Camwood Carats
Published in

Camwood Carats


We had been too tired to deliberate or listen anymore; we just wanted to close the delegates’ symposium. That was why the anchor said anyone of us could volunteer to give a brief vote of thanks.

“Two minutes,” he said.

Elvis mounted the podium and began.

“I am honoured to represent all the members by giving the vote of thanks to our amiable and reputable speakers. It has been such a pleasure being here today. We have learned a lot and I anticipate that each one of us would impact our individual communities positively.

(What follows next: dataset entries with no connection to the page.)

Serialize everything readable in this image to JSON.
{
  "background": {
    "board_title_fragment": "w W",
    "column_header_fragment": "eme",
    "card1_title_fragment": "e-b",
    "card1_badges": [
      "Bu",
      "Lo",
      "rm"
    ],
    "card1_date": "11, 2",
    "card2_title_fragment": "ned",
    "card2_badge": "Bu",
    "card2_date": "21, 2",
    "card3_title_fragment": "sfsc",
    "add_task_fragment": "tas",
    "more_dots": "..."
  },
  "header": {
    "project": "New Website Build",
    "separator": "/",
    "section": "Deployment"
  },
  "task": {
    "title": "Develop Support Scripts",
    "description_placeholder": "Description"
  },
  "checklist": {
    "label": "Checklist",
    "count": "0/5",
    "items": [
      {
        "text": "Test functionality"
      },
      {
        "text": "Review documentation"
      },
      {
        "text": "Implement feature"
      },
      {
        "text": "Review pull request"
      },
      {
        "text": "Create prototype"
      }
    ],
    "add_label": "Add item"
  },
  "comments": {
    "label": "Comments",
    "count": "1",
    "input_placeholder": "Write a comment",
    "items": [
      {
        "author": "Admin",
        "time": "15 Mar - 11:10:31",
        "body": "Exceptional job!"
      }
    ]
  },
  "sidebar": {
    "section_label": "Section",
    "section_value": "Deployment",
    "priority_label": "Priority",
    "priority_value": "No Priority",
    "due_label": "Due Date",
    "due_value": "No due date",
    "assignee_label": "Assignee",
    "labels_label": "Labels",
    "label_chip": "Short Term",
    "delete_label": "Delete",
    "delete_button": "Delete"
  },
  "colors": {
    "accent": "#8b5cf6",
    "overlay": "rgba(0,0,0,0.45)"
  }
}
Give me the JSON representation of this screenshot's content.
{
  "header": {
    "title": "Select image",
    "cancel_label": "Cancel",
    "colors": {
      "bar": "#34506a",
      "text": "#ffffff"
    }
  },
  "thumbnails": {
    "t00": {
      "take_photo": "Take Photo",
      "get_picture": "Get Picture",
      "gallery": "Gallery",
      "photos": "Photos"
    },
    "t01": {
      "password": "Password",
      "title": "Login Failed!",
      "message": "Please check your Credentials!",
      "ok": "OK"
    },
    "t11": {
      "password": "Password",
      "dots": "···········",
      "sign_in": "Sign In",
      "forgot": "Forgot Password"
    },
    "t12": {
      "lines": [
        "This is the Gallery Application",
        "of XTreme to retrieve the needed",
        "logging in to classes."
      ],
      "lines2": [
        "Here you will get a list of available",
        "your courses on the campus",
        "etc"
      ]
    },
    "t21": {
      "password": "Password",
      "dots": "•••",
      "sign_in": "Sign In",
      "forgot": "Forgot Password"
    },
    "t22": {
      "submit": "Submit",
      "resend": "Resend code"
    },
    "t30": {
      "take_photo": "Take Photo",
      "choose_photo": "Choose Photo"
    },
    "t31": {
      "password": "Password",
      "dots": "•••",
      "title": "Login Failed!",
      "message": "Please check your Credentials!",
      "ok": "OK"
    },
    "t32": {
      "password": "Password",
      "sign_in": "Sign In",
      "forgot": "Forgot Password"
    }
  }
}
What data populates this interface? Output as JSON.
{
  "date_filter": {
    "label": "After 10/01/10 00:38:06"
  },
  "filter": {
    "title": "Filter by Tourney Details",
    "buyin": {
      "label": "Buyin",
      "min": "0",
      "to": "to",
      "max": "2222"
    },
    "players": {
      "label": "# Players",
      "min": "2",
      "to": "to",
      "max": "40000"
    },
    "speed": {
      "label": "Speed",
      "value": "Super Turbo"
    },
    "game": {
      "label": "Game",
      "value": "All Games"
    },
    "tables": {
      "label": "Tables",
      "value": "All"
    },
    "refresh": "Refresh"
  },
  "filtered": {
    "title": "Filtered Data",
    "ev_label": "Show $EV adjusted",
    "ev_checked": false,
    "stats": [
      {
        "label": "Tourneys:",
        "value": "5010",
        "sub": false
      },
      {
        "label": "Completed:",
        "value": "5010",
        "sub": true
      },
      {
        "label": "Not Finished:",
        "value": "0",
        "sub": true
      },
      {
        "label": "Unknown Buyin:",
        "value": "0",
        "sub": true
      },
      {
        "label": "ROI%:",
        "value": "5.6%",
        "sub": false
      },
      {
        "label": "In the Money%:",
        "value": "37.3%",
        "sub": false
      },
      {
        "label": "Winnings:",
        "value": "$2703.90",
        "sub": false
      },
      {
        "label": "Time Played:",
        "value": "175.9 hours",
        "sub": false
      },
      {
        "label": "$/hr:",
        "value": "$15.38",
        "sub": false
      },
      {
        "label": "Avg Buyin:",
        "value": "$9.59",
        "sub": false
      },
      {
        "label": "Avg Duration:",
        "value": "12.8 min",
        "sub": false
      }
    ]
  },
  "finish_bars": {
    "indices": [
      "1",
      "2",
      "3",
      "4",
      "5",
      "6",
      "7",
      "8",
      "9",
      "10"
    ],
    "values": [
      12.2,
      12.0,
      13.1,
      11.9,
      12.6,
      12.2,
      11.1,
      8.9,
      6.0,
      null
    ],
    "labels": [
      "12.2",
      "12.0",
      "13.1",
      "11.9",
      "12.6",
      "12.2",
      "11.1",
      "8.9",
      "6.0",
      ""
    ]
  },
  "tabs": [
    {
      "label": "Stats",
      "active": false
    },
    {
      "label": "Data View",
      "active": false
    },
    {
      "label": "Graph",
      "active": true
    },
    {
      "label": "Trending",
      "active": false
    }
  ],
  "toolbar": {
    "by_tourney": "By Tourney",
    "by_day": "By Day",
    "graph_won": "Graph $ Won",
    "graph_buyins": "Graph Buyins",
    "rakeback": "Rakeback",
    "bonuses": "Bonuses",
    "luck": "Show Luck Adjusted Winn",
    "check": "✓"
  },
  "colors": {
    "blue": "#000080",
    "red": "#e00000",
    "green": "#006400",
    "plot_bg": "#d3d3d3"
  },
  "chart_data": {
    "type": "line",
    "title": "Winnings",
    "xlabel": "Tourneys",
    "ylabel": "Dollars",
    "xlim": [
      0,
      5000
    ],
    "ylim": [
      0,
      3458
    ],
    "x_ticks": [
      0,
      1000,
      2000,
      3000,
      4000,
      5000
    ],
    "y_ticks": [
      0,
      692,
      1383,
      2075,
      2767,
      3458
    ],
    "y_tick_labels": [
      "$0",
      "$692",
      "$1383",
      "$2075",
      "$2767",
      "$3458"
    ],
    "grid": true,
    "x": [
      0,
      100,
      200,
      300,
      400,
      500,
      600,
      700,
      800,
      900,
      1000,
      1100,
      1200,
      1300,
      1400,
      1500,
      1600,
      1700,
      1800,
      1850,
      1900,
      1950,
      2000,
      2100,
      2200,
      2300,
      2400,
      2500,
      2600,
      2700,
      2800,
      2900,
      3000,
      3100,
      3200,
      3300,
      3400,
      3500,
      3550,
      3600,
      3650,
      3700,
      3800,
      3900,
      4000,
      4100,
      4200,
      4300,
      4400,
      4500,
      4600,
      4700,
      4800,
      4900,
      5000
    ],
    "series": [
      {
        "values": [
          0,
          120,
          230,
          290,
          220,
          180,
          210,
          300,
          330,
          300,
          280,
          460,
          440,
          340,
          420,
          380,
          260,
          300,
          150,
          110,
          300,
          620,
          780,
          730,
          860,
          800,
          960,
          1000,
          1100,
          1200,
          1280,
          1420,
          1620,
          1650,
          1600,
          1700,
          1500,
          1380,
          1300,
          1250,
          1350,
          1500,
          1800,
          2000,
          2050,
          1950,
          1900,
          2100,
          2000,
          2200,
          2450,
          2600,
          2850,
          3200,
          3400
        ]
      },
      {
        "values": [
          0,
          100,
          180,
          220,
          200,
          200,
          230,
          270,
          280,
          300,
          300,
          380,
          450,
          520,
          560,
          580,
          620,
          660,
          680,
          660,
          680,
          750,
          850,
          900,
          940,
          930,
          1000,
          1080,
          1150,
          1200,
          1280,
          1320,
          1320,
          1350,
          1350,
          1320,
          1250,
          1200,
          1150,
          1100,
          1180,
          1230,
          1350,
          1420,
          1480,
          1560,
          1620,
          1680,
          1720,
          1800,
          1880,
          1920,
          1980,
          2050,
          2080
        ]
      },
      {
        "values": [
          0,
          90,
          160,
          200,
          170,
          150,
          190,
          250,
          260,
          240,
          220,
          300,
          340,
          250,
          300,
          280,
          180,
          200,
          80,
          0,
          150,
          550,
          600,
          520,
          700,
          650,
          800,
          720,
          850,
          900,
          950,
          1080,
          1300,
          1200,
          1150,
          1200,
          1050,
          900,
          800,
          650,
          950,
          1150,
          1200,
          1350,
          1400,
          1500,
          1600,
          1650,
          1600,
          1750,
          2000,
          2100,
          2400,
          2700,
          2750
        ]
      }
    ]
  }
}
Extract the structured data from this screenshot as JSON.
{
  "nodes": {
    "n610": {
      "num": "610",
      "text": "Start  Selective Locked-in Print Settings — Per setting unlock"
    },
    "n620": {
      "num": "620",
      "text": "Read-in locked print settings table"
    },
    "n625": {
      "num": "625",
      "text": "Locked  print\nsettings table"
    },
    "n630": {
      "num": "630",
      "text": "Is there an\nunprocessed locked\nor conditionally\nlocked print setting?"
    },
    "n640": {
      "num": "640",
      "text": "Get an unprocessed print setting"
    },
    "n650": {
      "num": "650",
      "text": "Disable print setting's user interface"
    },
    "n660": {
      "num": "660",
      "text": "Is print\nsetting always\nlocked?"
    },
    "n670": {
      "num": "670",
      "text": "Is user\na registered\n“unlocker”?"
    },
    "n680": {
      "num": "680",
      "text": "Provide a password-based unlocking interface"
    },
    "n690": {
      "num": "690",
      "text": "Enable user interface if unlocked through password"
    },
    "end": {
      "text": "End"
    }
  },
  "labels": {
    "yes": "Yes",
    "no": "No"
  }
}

“Waste disposal is a challenge many Nigerians encounter daily. We all are guilty of refuse dumping in the bush or open gutters, or the littering of our streets and roads with empty sachets of ‘pure water.’

“Not only is this a problem hazardous to man’s health, it also poses a catastrophic menace to the ecosystem. Most assuredly, an occasion as this where the brightest of minds gather to unearth a panacea is a praiseworthy one.

“From the commencement of the programme to its closing, it has been a fine experience. Our speakers did not just lecture dryly, they educated us. The atmosphere was warm and cordial. The pastries were lush, the meals mouth-watering. The souvenirs are classic, peculiar. What more can one expect of a symposium in a centre that cost millions of naira?”

I looked at Elvis, dumbfounded. What part of “two minutes” did he not understand? He was already converting the vote of thanks to a full speech. Anyway, I think the mic was tired at that point, because it just simply stopped working.